As companies seek to improve productivity, serve their customers better, and increase market share, they often turn to technology. But technology investments are costly. According to research by Lewis F. Davidson, professor of accounting in the College of Business Administration at Florida International University, taking a “balanced scorecard” (BSC) approach can help ensure that IT expenditures pay off.

“Businesses need to look at IT as an integral part of every aspect of their operations,” Davidson said. “They can’t just buy equipment or enhance their technology environment and assume these improvements will result in greater profitability. The BSC approach gives decision makers a roadmap by which they can integrate an IT strategy throughout their organizations.”

Though the approach enables people to look at broad strategic objectives, its application doesn’t stop there.

“BSC looks at specific performance measurements across multiple areas,” Davidson said. “A company can measure any variable—such as number of calls a salesperson makes or average size of order by customer, for example—to help establish the kinds of actions needed to further their objectives.

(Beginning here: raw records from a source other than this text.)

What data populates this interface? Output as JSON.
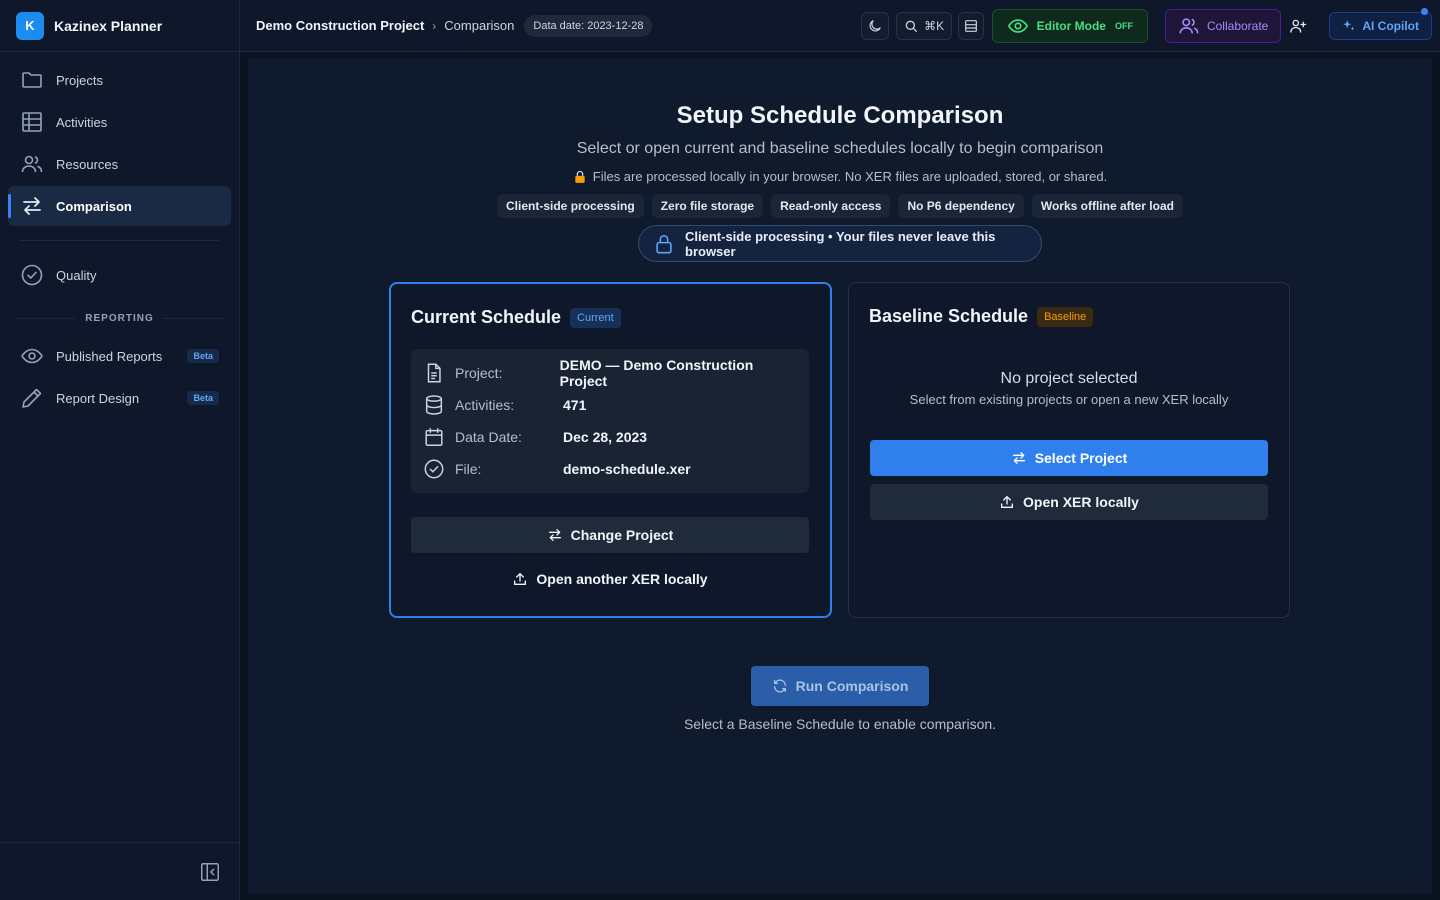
{
  "app": {
    "logo_letter": "K",
    "name": "Kazinex Planner"
  },
  "sidebar": {
    "items": [
      {
        "label": "Projects"
      },
      {
        "label": "Activities"
      },
      {
        "label": "Resources"
      },
      {
        "label": "Comparison",
        "active": true
      },
      {
        "label": "Quality"
      }
    ],
    "section_label": "REPORTING",
    "reporting_items": [
      {
        "label": "Published Reports",
        "badge": "Beta"
      },
      {
        "label": "Report Design",
        "badge": "Beta"
      }
    ]
  },
  "header": {
    "breadcrumb": [
      "Demo Construction Project",
      "Comparison"
    ],
    "breadcrumb_sep": "›",
    "data_date": "Data date: 2023-12-28",
    "search_shortcut": "⌘K",
    "editor_label": "Editor Mode",
    "editor_state": "OFF",
    "collaborate_label": "Collaborate",
    "copilot_label": "AI Copilot"
  },
  "main": {
    "title": "Setup Schedule Comparison",
    "subtitle": "Select or open current and baseline schedules locally to begin comparison",
    "privacy_note": "Files are processed locally in your browser. No XER files are uploaded, stored, or shared.",
    "chips": [
      "Client-side processing",
      "Zero file storage",
      "Read-only access",
      "No P6 dependency",
      "Works offline after load"
    ],
    "lock_banner": "Client-side processing • Your files never leave this browser",
    "current": {
      "title": "Current Schedule",
      "tag": "Current",
      "rows": [
        {
          "label": "Project:",
          "value": "DEMO — Demo Construction Project"
        },
        {
          "label": "Activities:",
          "value": "471"
        },
        {
          "label": "Data Date:",
          "value": "Dec 28, 2023"
        },
        {
          "label": "File:",
          "value": "demo-schedule.xer"
        }
      ],
      "change_btn": "Change Project",
      "open_btn": "Open another XER locally"
    },
    "baseline": {
      "title": "Baseline Schedule",
      "tag": "Baseline",
      "empty_title": "No project selected",
      "empty_sub": "Select from existing projects or open a new XER locally",
      "select_btn": "Select Project",
      "open_btn": "Open XER locally"
    },
    "run_btn": "Run Comparison",
    "run_hint": "Select a Baseline Schedule to enable comparison."
  },
  "colors": {
    "accent": "#2f80ed",
    "editor": "#4ade80",
    "collab": "#a78bfa",
    "baseline_tag": "#f59e0b"
  }
}
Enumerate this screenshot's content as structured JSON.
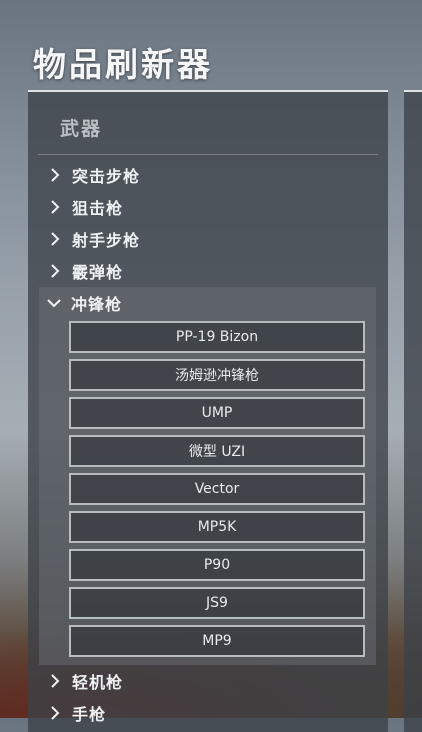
{
  "title": "物品刷新器",
  "panel": {
    "header": "武器"
  },
  "categories_before": [
    {
      "label": "突击步枪",
      "icon": "chevron-right-icon"
    },
    {
      "label": "狙击枪",
      "icon": "chevron-right-icon"
    },
    {
      "label": "射手步枪",
      "icon": "chevron-right-icon"
    },
    {
      "label": "霰弹枪",
      "icon": "chevron-right-icon"
    }
  ],
  "open_category": {
    "label": "冲锋枪",
    "icon": "chevron-down-icon",
    "items": [
      "PP-19 Bizon",
      "汤姆逊冲锋枪",
      "UMP",
      "微型 UZI",
      "Vector",
      "MP5K",
      "P90",
      "JS9",
      "MP9"
    ]
  },
  "categories_after": [
    {
      "label": "轻机枪",
      "icon": "chevron-right-icon"
    },
    {
      "label": "手枪",
      "icon": "chevron-right-icon"
    }
  ]
}
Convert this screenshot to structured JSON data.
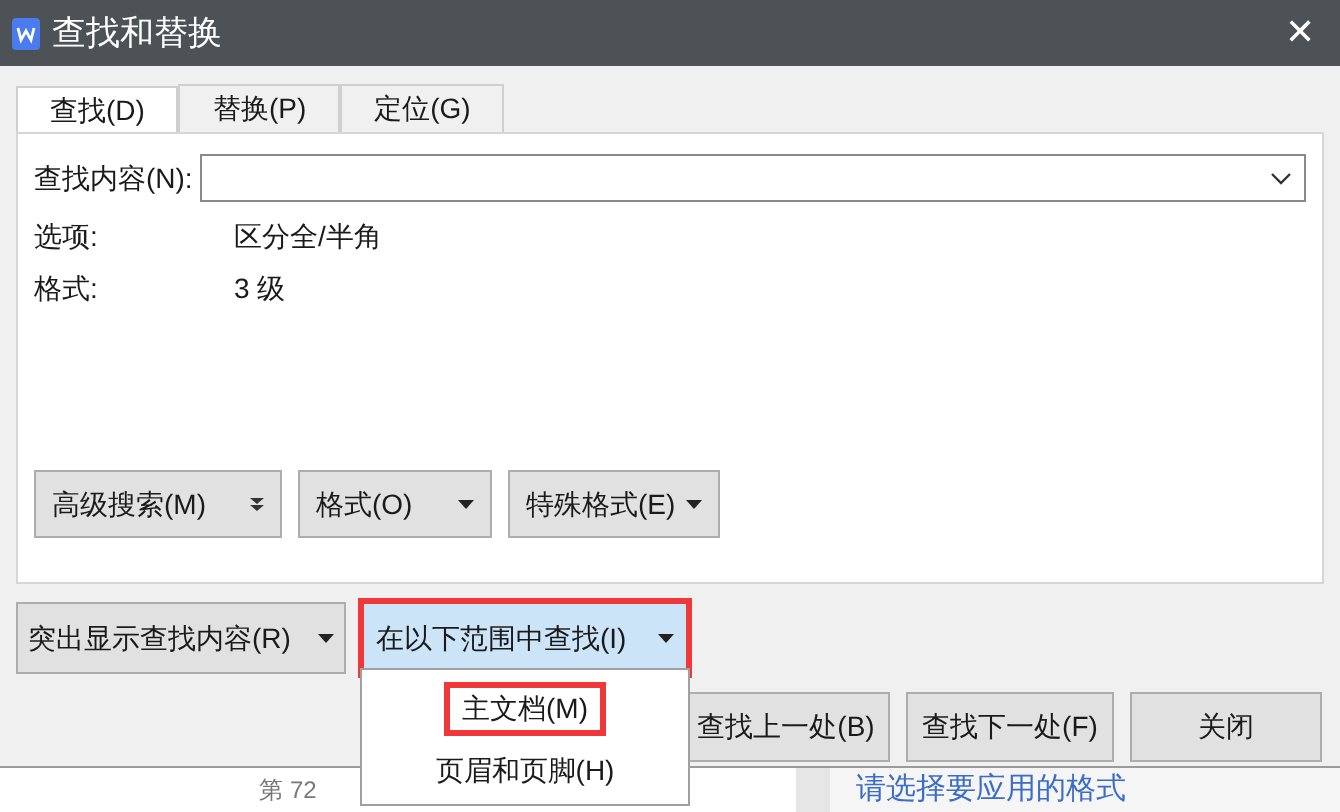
{
  "window": {
    "title": "查找和替换",
    "close": "✕"
  },
  "tabs": [
    {
      "label": "查找(D)",
      "selected": true
    },
    {
      "label": "替换(P)",
      "selected": false
    },
    {
      "label": "定位(G)",
      "selected": false
    }
  ],
  "find": {
    "label": "查找内容(N):"
  },
  "info": [
    {
      "label": "选项:",
      "value": "区分全/半角"
    },
    {
      "label": "格式:",
      "value": "3 级"
    }
  ],
  "panel_buttons": [
    {
      "label": "高级搜索(M)",
      "kind": "expand"
    },
    {
      "label": "格式(O)",
      "kind": "dropdown"
    },
    {
      "label": "特殊格式(E)",
      "kind": "dropdown"
    }
  ],
  "highlight_button": {
    "label": "突出显示查找内容(R)"
  },
  "scope_button": {
    "label": "在以下范围中查找(I)",
    "expanded": true,
    "marked": true
  },
  "scope_menu": [
    {
      "label": "主文档(M)",
      "marked": true
    },
    {
      "label": "页眉和页脚(H)",
      "marked": false
    }
  ],
  "action_buttons": [
    "查找上一处(B)",
    "查找下一处(F)",
    "关闭"
  ],
  "background": {
    "page_text": "第 72",
    "panel_text": "请选择要应用的格式"
  }
}
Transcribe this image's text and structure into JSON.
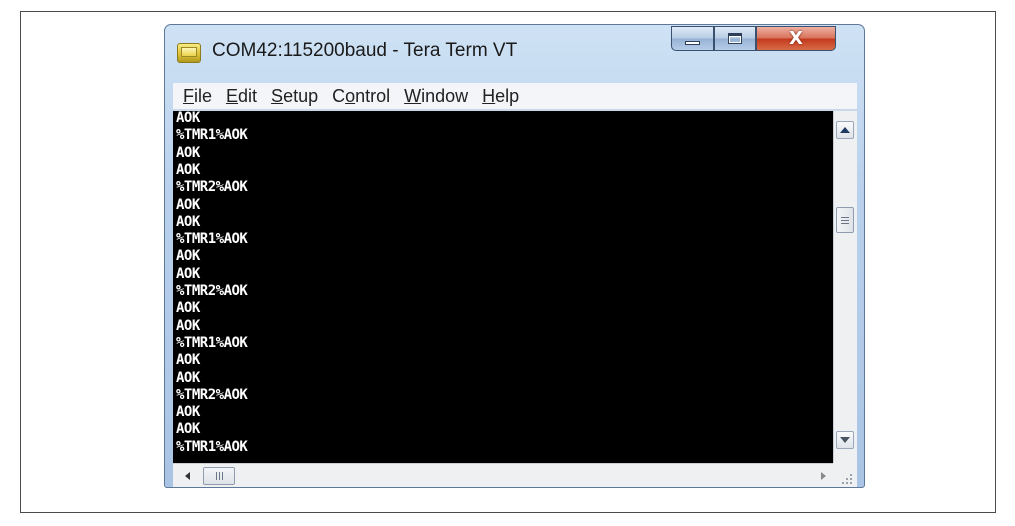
{
  "window": {
    "title": "COM42:115200baud - Tera Term VT",
    "icon": "teraterm-app-icon",
    "controls": {
      "minimize_icon": "minimize-icon",
      "maximize_icon": "maximize-icon",
      "close_label": "X"
    }
  },
  "menubar": {
    "items": [
      {
        "access_key": "F",
        "rest": "ile"
      },
      {
        "access_key": "E",
        "rest": "dit"
      },
      {
        "access_key": "S",
        "rest": "etup"
      },
      {
        "prefix": "C",
        "access_key": "o",
        "rest": "ntrol"
      },
      {
        "access_key": "W",
        "rest": "indow"
      },
      {
        "access_key": "H",
        "rest": "elp"
      }
    ]
  },
  "terminal": {
    "lines": [
      "AOK",
      "%TMR1%AOK",
      "AOK",
      "AOK",
      "%TMR2%AOK",
      "AOK",
      "AOK",
      "%TMR1%AOK",
      "AOK",
      "AOK",
      "%TMR2%AOK",
      "AOK",
      "AOK",
      "%TMR1%AOK",
      "AOK",
      "AOK",
      "%TMR2%AOK",
      "AOK",
      "AOK",
      "%TMR1%AOK"
    ],
    "background": "#000000",
    "foreground": "#ffffff"
  },
  "scrollbars": {
    "vertical": {
      "up_icon": "scroll-up-arrow-icon",
      "down_icon": "scroll-down-arrow-icon"
    },
    "horizontal": {
      "left_icon": "scroll-left-arrow-icon",
      "right_icon": "scroll-right-arrow-icon"
    }
  }
}
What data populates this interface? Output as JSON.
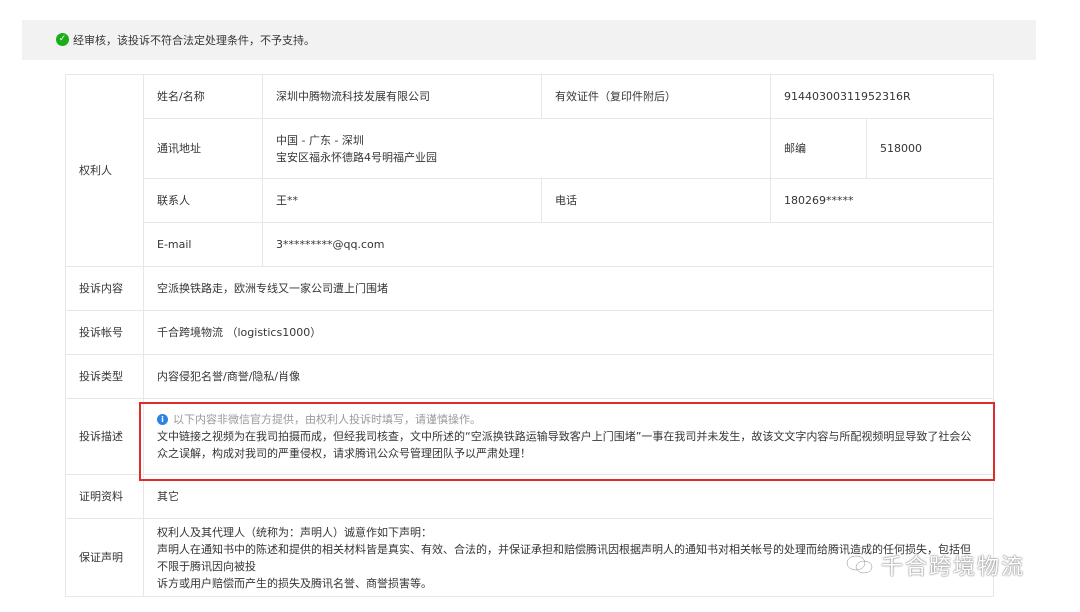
{
  "notice": {
    "text": "经审核，该投诉不符合法定处理条件，不予支持。"
  },
  "rights_holder": {
    "section_label": "权利人",
    "name_label": "姓名/名称",
    "name_value": "深圳中腾物流科技发展有限公司",
    "id_label": "有效证件（复印件附后）",
    "id_value": "91440300311952316R",
    "address_label": "通讯地址",
    "address_line1": "中国 - 广东 - 深圳",
    "address_line2": "宝安区福永怀德路4号明福产业园",
    "postcode_label": "邮编",
    "postcode_value": "518000",
    "contact_label": "联系人",
    "contact_value": "王**",
    "phone_label": "电话",
    "phone_value": "180269*****",
    "email_label": "E-mail",
    "email_value": "3*********@qq.com"
  },
  "complaint": {
    "content_label": "投诉内容",
    "content_value": "空派换铁路走，欧洲专线又一家公司遭上门围堵",
    "account_label": "投诉帐号",
    "account_value": "千合跨境物流 （logistics1000）",
    "type_label": "投诉类型",
    "type_value": "内容侵犯名誉/商誉/隐私/肖像",
    "desc_label": "投诉描述",
    "desc_tip": "以下内容非微信官方提供，由权利人投诉时填写，请谨慎操作。",
    "desc_text": "文中链接之视频为在我司拍摄而成，但经我司核查，文中所述的“空派换铁路运输导致客户上门围堵”一事在我司并未发生，故该文文字内容与所配视频明显导致了社会公众之误解，构成对我司的严重侵权，请求腾讯公众号管理团队予以严肃处理！",
    "evidence_label": "证明资料",
    "evidence_value": "其它",
    "guarantee_label": "保证声明",
    "guarantee_line1": "权利人及其代理人（统称为：声明人）诚意作如下声明：",
    "guarantee_line2": "声明人在通知书中的陈述和提供的相关材料皆是真实、有效、合法的，并保证承担和赔偿腾讯因根据声明人的通知书对相关帐号的处理而给腾讯造成的任何损失，包括但不限于腾讯因向被投",
    "guarantee_line3": "诉方或用户赔偿而产生的损失及腾讯名誉、商誉损害等。"
  },
  "watermark": {
    "text": "千合跨境物流"
  }
}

This makes BSC valuable in laying out both the strategy and concrete steps for achieving it.”

In an article titled “The Effects of IT Expenditures on Banks’ Business Performance: Using a Balanced Scorecard Approach,” Davidson and Chang-Soo Kim (MACC ’88; Ph.D ’93), an FIU research fellow at the time of the study, analyzed data from all the commercial banks in Korea during the period 1990-1998. They found that the relationship between money spent on IT and business performance differed significantly depending upon the IT level of the bank.

“We discovered that in banks that maintained a high IT level, the IT expenditures appeared to have increased labor productivity, decreased payroll expenses, increased operating and total administrative expenses, increased market share, and increased revenue and profit,” Davidson said.

According to him, the evidence from the research has two important practical implications.

“First, if banks use their IT strategy effectively to improve their competitive advantage, they are likely to reduce payroll expenses and increase both market share and profitability,” he said. “Second, it’s possible for bank managers to use a BSC approach to measure the business performance of both IT and management strategies.”

Davidson and Kim published their findings in the prestigious journal Managerial Finance.